George Osborne and Liz Truss Image copyright PA

For the chancellor, the prime minister and the Remain campaign, this is the week they hope undecided voters begin listening.

For starters, 200 pages of hypothetical number crunching has emerged that boils down to one core message: if you vote to leave the EU your wallet will suffer, George Osborne asserts.

The country wouldn't just be harmed in the possible immediate chaos of a vote to leave, but the Treasury claims the economy would significantly, and irrevocably, shrink.

The Leave campaign rejects the official analysis - saying the Treasury has been wrong before. They say leaving the EU will ultimately make the country richer.

But it is becoming harder by the day for those arguing for exit not to offer clear-costed alternatives. And there won't be much let up for them.

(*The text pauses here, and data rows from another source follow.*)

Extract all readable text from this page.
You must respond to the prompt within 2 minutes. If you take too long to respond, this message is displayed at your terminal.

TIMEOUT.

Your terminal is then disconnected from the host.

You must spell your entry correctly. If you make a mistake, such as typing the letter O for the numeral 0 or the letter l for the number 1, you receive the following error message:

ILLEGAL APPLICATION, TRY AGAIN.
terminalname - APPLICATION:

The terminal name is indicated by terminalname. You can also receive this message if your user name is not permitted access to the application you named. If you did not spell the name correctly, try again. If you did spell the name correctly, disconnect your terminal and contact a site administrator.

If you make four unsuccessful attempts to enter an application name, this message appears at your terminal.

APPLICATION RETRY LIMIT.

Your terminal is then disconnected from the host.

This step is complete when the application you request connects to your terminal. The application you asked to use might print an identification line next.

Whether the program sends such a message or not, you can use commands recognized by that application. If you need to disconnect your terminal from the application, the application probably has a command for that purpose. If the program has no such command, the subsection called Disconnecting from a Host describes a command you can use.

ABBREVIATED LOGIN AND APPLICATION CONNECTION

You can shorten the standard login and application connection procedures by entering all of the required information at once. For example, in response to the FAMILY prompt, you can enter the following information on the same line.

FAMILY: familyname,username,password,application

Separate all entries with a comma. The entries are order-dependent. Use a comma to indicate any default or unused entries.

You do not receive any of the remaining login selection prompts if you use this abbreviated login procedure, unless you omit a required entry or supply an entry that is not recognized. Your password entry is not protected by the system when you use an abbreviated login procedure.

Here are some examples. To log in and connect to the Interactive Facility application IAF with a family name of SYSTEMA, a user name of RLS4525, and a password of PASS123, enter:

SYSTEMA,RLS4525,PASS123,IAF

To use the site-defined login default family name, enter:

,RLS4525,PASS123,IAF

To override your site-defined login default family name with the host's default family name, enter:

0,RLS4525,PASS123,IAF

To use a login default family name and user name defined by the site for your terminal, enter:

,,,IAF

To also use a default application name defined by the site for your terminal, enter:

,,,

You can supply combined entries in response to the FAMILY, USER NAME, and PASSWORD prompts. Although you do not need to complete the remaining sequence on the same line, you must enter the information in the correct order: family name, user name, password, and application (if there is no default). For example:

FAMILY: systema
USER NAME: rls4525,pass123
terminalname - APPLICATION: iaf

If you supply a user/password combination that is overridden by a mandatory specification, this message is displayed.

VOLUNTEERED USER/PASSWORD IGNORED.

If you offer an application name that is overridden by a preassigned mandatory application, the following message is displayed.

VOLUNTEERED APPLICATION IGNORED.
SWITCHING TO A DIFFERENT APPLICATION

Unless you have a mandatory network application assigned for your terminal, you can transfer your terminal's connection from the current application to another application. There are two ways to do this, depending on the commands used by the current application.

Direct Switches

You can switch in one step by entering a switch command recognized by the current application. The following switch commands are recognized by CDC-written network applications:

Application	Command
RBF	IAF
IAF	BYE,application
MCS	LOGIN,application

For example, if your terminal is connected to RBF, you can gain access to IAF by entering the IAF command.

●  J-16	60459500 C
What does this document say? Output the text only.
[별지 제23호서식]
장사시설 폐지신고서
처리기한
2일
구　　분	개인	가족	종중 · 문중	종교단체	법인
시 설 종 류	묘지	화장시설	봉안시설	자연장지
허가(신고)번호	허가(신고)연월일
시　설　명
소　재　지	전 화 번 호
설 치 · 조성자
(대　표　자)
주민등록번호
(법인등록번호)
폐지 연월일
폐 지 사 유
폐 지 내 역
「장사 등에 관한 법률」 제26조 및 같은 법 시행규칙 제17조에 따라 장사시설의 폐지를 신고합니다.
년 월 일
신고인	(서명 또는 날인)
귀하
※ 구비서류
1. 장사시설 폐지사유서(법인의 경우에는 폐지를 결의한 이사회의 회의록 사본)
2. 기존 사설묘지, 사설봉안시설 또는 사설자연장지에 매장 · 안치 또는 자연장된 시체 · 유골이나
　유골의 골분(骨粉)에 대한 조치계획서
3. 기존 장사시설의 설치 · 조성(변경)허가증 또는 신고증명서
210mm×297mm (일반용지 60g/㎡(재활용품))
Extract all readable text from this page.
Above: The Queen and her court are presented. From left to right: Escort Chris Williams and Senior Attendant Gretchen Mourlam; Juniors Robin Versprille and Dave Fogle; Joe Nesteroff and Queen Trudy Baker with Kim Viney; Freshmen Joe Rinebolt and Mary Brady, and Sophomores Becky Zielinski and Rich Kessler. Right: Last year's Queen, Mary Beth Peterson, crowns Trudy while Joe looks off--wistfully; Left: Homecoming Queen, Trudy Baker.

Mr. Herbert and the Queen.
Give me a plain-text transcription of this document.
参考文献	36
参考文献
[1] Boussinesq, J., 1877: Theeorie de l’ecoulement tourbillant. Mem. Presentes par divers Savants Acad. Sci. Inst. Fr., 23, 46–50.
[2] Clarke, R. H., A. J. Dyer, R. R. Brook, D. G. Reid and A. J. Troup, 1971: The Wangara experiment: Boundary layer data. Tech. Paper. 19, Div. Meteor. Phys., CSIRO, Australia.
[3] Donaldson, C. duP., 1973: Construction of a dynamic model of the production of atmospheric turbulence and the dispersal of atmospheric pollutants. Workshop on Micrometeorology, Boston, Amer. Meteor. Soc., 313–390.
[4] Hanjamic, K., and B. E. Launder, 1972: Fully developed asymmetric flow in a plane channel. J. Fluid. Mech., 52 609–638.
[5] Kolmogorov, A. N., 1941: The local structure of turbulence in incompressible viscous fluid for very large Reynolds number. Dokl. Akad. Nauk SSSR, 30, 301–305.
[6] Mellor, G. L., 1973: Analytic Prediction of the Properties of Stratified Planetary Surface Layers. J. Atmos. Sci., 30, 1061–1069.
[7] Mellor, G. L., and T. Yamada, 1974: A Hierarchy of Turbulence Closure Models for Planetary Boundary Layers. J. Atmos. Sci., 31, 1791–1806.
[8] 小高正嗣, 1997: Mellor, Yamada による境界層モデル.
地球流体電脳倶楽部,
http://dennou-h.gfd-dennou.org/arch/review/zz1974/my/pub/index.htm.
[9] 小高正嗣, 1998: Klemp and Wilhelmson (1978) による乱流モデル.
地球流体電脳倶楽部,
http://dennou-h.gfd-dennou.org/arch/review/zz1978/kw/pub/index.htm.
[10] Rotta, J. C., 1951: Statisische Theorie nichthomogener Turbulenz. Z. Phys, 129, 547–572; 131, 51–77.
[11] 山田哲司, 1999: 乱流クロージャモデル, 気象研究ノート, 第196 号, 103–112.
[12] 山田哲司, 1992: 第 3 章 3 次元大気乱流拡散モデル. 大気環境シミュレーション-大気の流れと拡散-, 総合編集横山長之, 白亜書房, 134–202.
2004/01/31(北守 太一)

On Thursday the most powerful man in the Western world arrives in the UK - and US President Obama is expected to make plain his support for us remaining in the union.

Yet this campaign, like any other, is a credibility contest too.

The Treasury's economic warnings will only swing undecided voters if they are willing to listen. President Obama's intervention might irritate as well as inspire.

But the weight of the Establishment is moving more and more openly in favour of Remain, leaving the many politicians arguing for exit seem like rebels with a cause.